And so it begins….

It’s the first day of April, and once again it is the blogging challenge, Blogging AtoZ. Each day in April, there will be hundreds (thousands?) of bloggers writing a blog post based on the  letter of the day.

I forgot to do my theme reveal last week. Okay, I didn’t forget to do it, I totally forgot about having to do it. So I will jump right in and reveal my theme as I start with the letter A.




So, since blogging my way through the Ray Bradbury challenge was not doable for me (for some reason, it was the typing it up everyday that was my issue. I have been doing the thing for almost a year now, writing it down by hand.) But I digress.

So, my plan for this year is to introduce you to all of my imaginary friends, so to speak.
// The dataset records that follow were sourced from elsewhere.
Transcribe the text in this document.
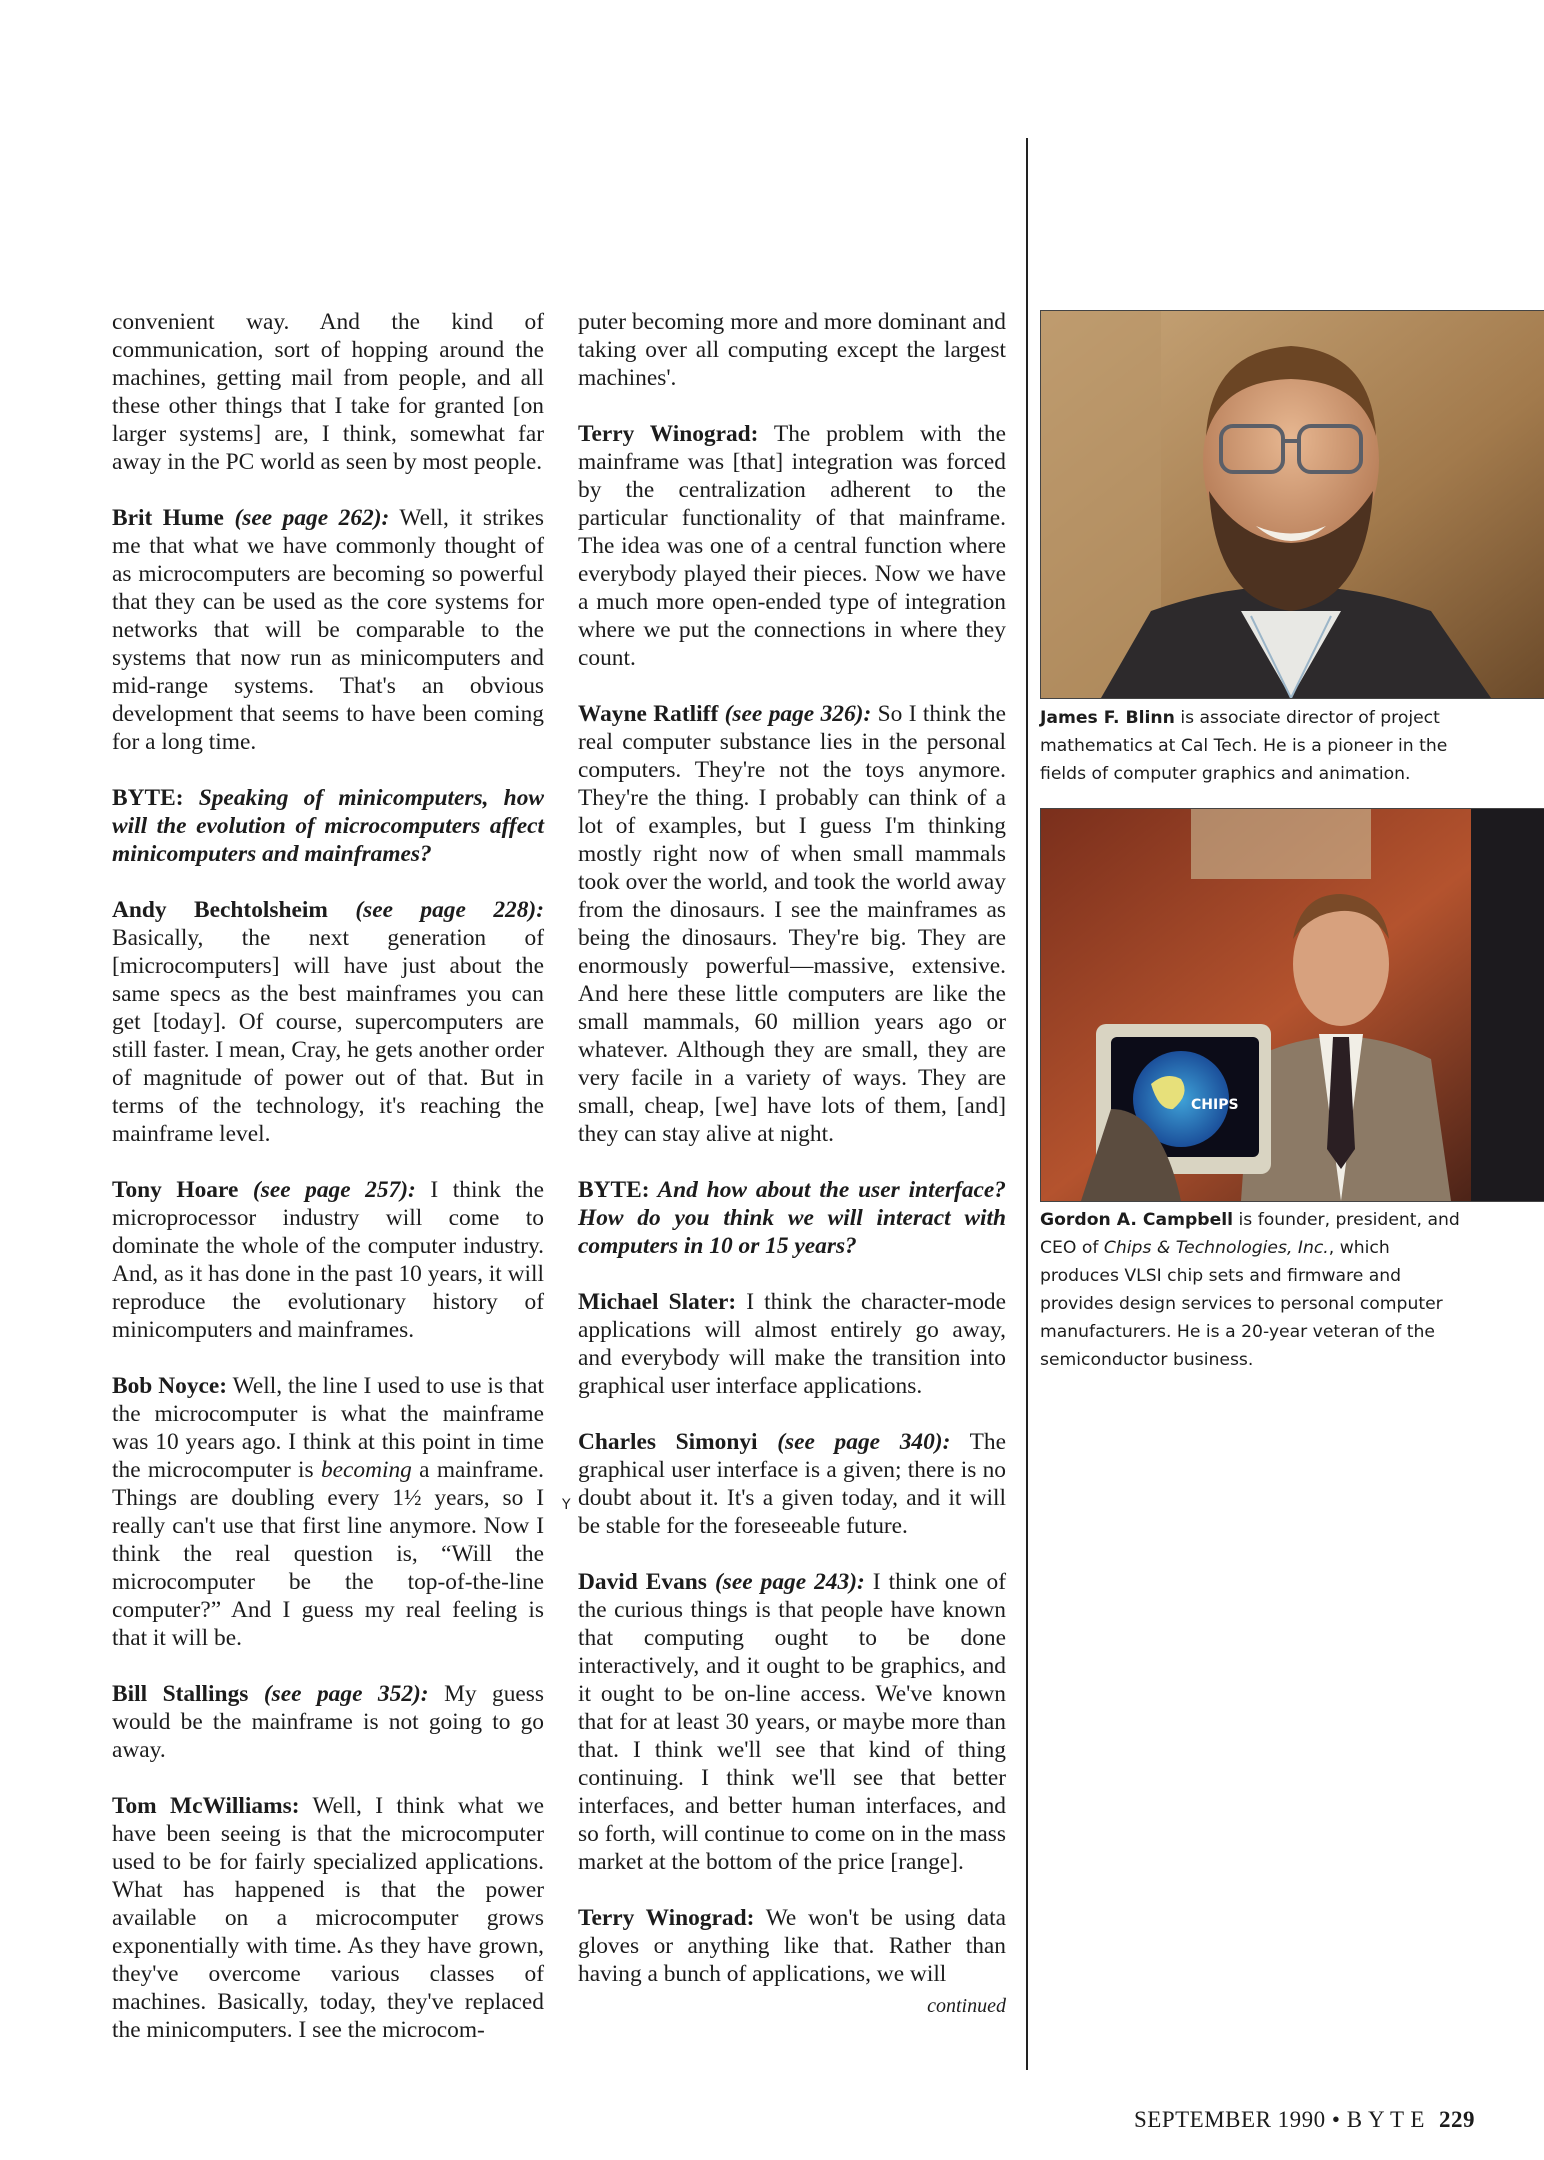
convenient way. And the kind of communication, sort of hopping around the machines, getting mail from people, and all these other things that I take for granted [on larger systems] are, I think, somewhat far away in the PC world as seen by most people.

Brit Hume (see page 262): Well, it strikes me that what we have commonly thought of as microcomputers are becoming so powerful that they can be used as the core systems for networks that will be comparable to the systems that now run as minicomputers and mid-range systems. That's an obvious development that seems to have been coming for a long time.

BYTE: Speaking of minicomputers, how will the evolution of microcomputers affect minicomputers and mainframes?

Andy Bechtolsheim (see page 228): Basically, the next generation of [microcomputers] will have just about the same specs as the best mainframes you can get [today]. Of course, supercomputers are still faster. I mean, Cray, he gets another order of magnitude of power out of that. But in terms of the technology, it's reaching the mainframe level.

Tony Hoare (see page 257): I think the microprocessor industry will come to dominate the whole of the computer industry. And, as it has done in the past 10 years, it will reproduce the evolutionary history of minicomputers and mainframes.

Bob Noyce: Well, the line I used to use is that the microcomputer is what the mainframe was 10 years ago. I think at this point in time the microcomputer is becoming a mainframe. Things are doubling every 1½ years, so I really can't use that first line anymore. Now I think the real question is, “Will the microcomputer be the top-of-the-line computer?” And I guess my real feeling is that it will be.

Bill Stallings (see page 352): My guess would be the mainframe is not going to go away.

Tom McWilliams: Well, I think what we have been seeing is that the microcomputer used to be for fairly specialized applications. What has happened is that the power available on a microcomputer grows exponentially with time. As they have grown, they've overcome various classes of machines. Basically, today, they've replaced the minicomputers. I see the microcom-

Y

puter becoming more and more dominant and taking over all computing except the largest machines'.

Terry Winograd: The problem with the mainframe was [that] integration was forced by the centralization adherent to the particular functionality of that mainframe. The idea was one of a central function where everybody played their pieces. Now we have a much more open-ended type of integration where we put the connections in where they count.

Wayne Ratliff (see page 326): So I think the real computer substance lies in the personal computers. They're not the toys anymore. They're the thing. I probably can think of a lot of examples, but I guess I'm thinking mostly right now of when small mammals took over the world, and took the world away from the dinosaurs. I see the mainframes as being the dinosaurs. They're big. They are enormously powerful—massive, extensive. And here these little computers are like the small mammals, 60 million years ago or whatever. Although they are small, they are very facile in a variety of ways. They are small, cheap, [we] have lots of them, [and] they can stay alive at night.

BYTE: And how about the user interface? How do you think we will interact with computers in 10 or 15 years?

Michael Slater: I think the character-mode applications will almost entirely go away, and everybody will make the transition into graphical user interface applications.

Charles Simonyi (see page 340): The graphical user interface is a given; there is no doubt about it. It's a given today, and it will be stable for the foreseeable future.

David Evans (see page 243): I think one of the curious things is that people have known that computing ought to be done interactively, and it ought to be graphics, and it ought to be on-line access. We've known that for at least 30 years, or maybe more than that. I think we'll see that kind of thing continuing. I think we'll see that better interfaces, and better human interfaces, and so forth, will continue to come on in the mass market at the bottom of the price [range].

Terry Winograd: We won't be using data gloves or anything like that. Rather than having a bunch of applications, we will

continued
James F. Blinn is associate director of project mathematics at Cal Tech. He is a pioneer in the fields of computer graphics and animation.
CHIPS
Gordon A. Campbell is founder, president, and CEO of Chips & Technologies, Inc., which produces VLSI chip sets and firmware and provides design services to personal computer manufacturers. He is a 20-year veteran of the semiconductor business.
SEPTEMBER 1990 • B Y T E 229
I am going to use my time here to go through characters from my writing and work on their back stories, etc.


So I will start with Adam. As I think about Adam, I feel rather bad for him. He is a Naval Officer stationed in Manilla in the early 1940’s and ends up as a prisoner of war and killed in World War II Japan. I have treated him rather poorly, and yet, as I scan through the chapters he appears in, I have never given him a last name. Mostly because the chapters are told in the point of view of his girl friend Joan, who has no real reason to use his last name. Or his rank for that matter.

I know he went to the Naval Academy, so he would be an Ensign upon graduation. Then, two years later he could become a second Lieutenant. Time wise, I guess that would be right.

He is in two actual scenes, then the rest of the book, he is remembered. That may be part of my problem trying to figure it out, he is such a minor character. He has lunch, the restaurant is bombed, and he helps the wounded. Then he is injured in a later attack. Joan has years to think about him, and she dwells on the future they were supposed to have, not his past, which didn’t involve her.

But as I consider Adam, I think he was following his father’s footsteps into the Navy. He father would’ve been in WWI, and would encourage his son to go the Naval Academy and work toward being a fleet officer. But Adam was chosen for Naval Intelligence. Learning the ways of the enemy naval forces. And that may be why I don’t know much about his. Those intelligence types typically keep their cards close to their chests.